We were openly abused as young black students by old men and women who told us in our faces that we were smelly, ugly and unwelcome.
Dag, oom Johan!
In the evenings after dinner it will be time for all sorts of treatment as if we were in an army camp. Mind you, conscription ended in the early 1990s, so the seniors had been soldiers. The drills were arduous and painful but a trip to the girls’ residences or visit by the girls always brought a bit of happiness to all the boys. All this happened before seniors arrived from holidays to meet us.
When they finally came after two weeks or so, we were ready to welcome them with a greet “Dag, oom Johan!” (hitting our chests). They would respond, keep quiet or say “Fokof!” As first years we were called ‘peppies‘ (still today l don’t know what this meant). The uncles were kind and caring, some took us under their wing as student mentors.
But in the main, life was hard and racist.
Afrikaner boys looked similar and their names sounded the same: Piet, Pieter-Jan, PJ, Jacobus, Jakob, Hendrik, etc. So, we would confuse them. I’d go “Dag, oom Johan!” (while greeting Niek). Nicer ones would respond, “Nee Peppie, my naam is nie Johan nie maar Niek. Sê dit weer.” Me, “Dag, oom Niek!” This would happen all the time.
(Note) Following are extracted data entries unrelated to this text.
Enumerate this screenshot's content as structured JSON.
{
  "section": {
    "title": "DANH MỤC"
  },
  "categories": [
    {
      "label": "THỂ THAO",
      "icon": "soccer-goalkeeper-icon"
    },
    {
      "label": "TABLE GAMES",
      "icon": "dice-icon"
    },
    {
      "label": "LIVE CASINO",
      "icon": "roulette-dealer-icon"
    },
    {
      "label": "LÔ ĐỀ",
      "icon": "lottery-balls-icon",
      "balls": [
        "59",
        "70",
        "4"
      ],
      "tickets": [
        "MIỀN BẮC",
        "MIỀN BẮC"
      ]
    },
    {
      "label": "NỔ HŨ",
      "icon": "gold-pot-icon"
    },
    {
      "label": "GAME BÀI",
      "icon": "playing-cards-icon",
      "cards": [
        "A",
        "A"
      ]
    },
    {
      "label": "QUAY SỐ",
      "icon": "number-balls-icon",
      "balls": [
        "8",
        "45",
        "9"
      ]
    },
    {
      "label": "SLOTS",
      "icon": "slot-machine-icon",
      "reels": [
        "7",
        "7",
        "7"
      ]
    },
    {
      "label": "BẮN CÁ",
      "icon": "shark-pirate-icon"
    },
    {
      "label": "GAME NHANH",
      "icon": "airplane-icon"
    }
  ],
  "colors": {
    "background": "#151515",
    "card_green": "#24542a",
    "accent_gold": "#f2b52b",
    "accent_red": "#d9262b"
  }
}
This experience was like greeting 180 Chinese people in Beijing. Embarrassing, confusing and humiliating. Obviously, one would make this ‘mistake’ of mixing names every day.
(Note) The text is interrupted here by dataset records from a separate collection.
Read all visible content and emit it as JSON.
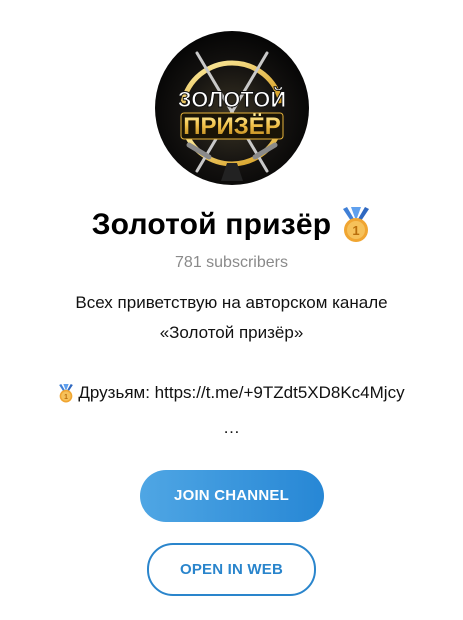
{
  "channel": {
    "title": "Золотой призёр",
    "subscribers": "781 subscribers",
    "avatar_text": "ЗОЛОТОЙ ПРИЗЁР"
  },
  "description": {
    "line1": "Всех приветствую на авторском канале",
    "line2": "«Золотой призёр»",
    "friends": "Друзьям: https://t.me/+9TZdt5XD8Kc4Mjcy",
    "ellipsis": "…"
  },
  "actions": {
    "join_label": "JOIN CHANNEL",
    "web_label": "OPEN IN WEB"
  },
  "icons": {
    "title_icon": "gold-medal-icon",
    "friends_icon": "gold-medal-icon"
  },
  "colors": {
    "accent": "#2a85cc",
    "join_gradient_start": "#4fa6e4",
    "join_gradient_end": "#2787d5",
    "medal_gold": "#f0a531",
    "avatar_bg": "#0b0b0b"
  }
}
Other ooms and fellow first years would refuse to have anything with black first years. Some would ask: “Hoekom is julle so swart?” We were the laughing stock and true underclasses. We felt in residences and in class.
During drills or in the dinning hall, they’d refuse to stand next to you. When you were in the shower, they wouldn’t allow you to see their little ‘Parys’. Of course we’d intimidate them with our long ‘Bophuthatswana’ (only legends will understand this coding). On campus, they’ll pretend not to know you, and let alone sitting next to you in class.
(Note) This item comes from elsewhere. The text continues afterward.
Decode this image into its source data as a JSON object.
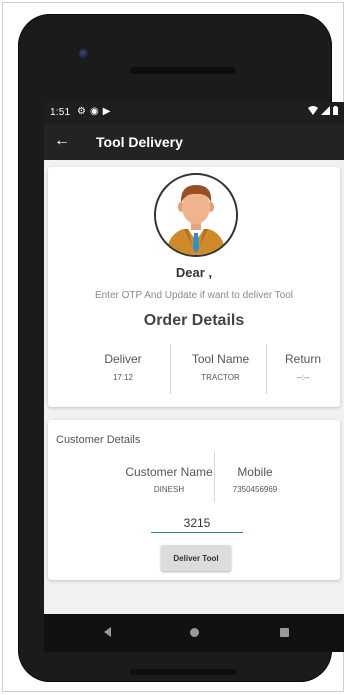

In the evenings, we’d sing for the uncles: “Alle Mopanie seniors is homoseksueel, Alle Mopanie seniors is homoseksueel!” The second years in lower floors would scream back, “Wie is ‘n mofie, julle?” Others would run to the top of the four-storey building with plastic bags full of water. They would throw them at us. “Watersakke!,” they called out loud. Then we would disperse back to our rooms to study.
In the mornings we’d be up very early to shower and to eat breakfast. Seniors would not queue for food or laundry. But every time we met l’d go, “Dag, Oom Lukas!” And bang my chest. The oom would nod in recognition and pass, especially if you said his name right and had your name plate. Nasty ones who either fed up because you would never get their names right or plain racist, they would shout back, “Jy’s ‘n dom, kaffertjie!” And leave you bruised and licking your wounds.
The house fathers who were meant to look after us had little or nothing to say. Government was just too far away and former freedom fighters were still sorting out BEE deals. We were neglected in a space that left very deep psychological scars that are too deep for anyone to understand.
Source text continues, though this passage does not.